Use either a totally random string of characters, such as this, FT3GvOUZn4WOZ077hL5B (make up your own, do NOT use this one), from my password generator, which requires a password manager to remember (which is what we do), or use at least two random words and at least one random number. Go ahead, write it down (but don’t reuse it anywhere else). You are not defending against someone that’s breaking into your office to search your desk, you are defending from automated attack by a botnet.

A great resource for generating random words is unique-names.com. Just open the page and pick two or three words from the list. Stick in one or two random two or three digit numbers between and/or after the words, and you have a password with extremely low odds of being on the list of guessed passwords. The words themselves are almost guaranteed to be on the list, so DO NOT use only one word. It is the particular combination of words and numbers which is strong. If you’d like to use a truly random number, ramdomwordgenerator.com has a true random number generator on their front page. Just enter a minimum and maximum, say 100 and 999, click Generate, and use the three digit random number you’ve just generated. Write your password down or enter it into your favorite password manager.

Manage your passwords

Should you wish to start using a password management system, there are several good ones reviewed at InfoWorld, both free and commercial. We prefer KeePass, but read the review and see which one works for you.

Changing your password in WordPress is easy. There’s a video at WordPress.tv showing how to do this. While this video was generated a number of years ago for WordPress.com, the basic functionality still applies and works for both WordPress.com and self-hosted WordPress.

One of the most important things to remember when using a password manager is that there is now a single password which grants access to all the others. It is imperative you use a very good password to access the password manager’s database. We recommend trying several words arranged into a memorable nonsense phrase (those random word lists at unique-names.com are handy for this). Again, size matters.

You may think, why should I worry about someone guessing my password, there’s nothing valuable on my website. What happens to your brand’s reputation if malware is installed on your site and all your visitors are infected? And what happens when Google marks your site as infected and posts that in conjunction with your URL? If your site spews malware, you’ll see all the hard-earned SEO efforts you’ve dedicated yourself to crumble.

Don’t share your login with others. If you must share with someone, so they can perform maintenance or install software or perform some action you have authorized, change your password after the task is completed.
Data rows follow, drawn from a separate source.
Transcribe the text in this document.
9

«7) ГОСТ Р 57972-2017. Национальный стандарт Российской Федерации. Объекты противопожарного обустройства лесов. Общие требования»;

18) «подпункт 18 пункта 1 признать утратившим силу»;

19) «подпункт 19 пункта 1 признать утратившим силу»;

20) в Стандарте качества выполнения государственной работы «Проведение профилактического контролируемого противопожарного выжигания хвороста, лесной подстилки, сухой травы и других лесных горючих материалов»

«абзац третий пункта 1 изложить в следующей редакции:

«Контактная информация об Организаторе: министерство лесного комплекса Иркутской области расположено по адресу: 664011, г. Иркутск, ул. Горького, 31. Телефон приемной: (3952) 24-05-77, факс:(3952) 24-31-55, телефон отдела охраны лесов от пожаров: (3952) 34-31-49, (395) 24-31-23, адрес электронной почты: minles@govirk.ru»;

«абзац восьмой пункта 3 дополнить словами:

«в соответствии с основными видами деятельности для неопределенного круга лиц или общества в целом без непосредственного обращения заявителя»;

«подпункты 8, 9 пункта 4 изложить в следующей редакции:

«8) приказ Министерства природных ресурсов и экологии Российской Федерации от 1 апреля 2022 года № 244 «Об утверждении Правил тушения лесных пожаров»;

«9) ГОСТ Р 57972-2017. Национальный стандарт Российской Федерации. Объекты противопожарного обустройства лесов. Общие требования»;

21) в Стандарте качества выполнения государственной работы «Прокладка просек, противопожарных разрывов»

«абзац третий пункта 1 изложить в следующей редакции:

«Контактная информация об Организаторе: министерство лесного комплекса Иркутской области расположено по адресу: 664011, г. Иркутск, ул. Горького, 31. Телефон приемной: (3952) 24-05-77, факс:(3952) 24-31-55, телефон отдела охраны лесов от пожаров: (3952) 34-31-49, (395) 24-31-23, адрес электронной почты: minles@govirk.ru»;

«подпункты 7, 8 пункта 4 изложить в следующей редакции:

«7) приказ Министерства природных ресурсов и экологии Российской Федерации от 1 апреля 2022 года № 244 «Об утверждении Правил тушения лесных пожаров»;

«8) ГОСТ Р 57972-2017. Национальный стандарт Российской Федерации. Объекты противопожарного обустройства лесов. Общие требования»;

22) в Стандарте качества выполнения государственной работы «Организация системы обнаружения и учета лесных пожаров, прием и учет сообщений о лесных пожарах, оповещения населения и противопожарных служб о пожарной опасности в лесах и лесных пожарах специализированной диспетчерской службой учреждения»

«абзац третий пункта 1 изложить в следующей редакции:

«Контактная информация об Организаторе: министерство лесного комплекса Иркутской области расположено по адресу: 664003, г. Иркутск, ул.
Last, but extremely important, never, never, ever, reuse passwords. Once a password is guessed, the attackers will attempt to identify other accounts you own and try the password on all of them, like your online banking accounts. What about your domain registration? What would it cost your business, in money and reputation, if someone logged into your account at your domain registrar, and stole your domain? What if they then linked it to a pornography site?

Adding 2 Factor Authentication to your site

Adding two factor authentication (2FA) to your site is one way to add another layer of security. It uses something you know (like your password) with something you have (your phone for example which can generate or receive other login information.

WordPress writes:

Logging in with a password is single-step authentication. It relies only on something you know. Two-step authentication, by definition, is a system where you use two of the three possible factors to prove your identity, instead of just one. In practice, however, current two-step implementations still rely on a password you know, but use your Phone or another device to authenticate with something you have.

WordPress Beginner offers a tutorial on adding Google Authenticator as a 2 factor authenticator service.  Plugins for 2FA can be installed as well. Here’s one from techjourney.com about how to use Authy for 2FA on your site.

Make sure you have a strong password, and consider adding 2FA

We figure a word to the wise is sufficient. Create strong passwords. Don’t share them. And never resuse them. Your business and reputation depend on it.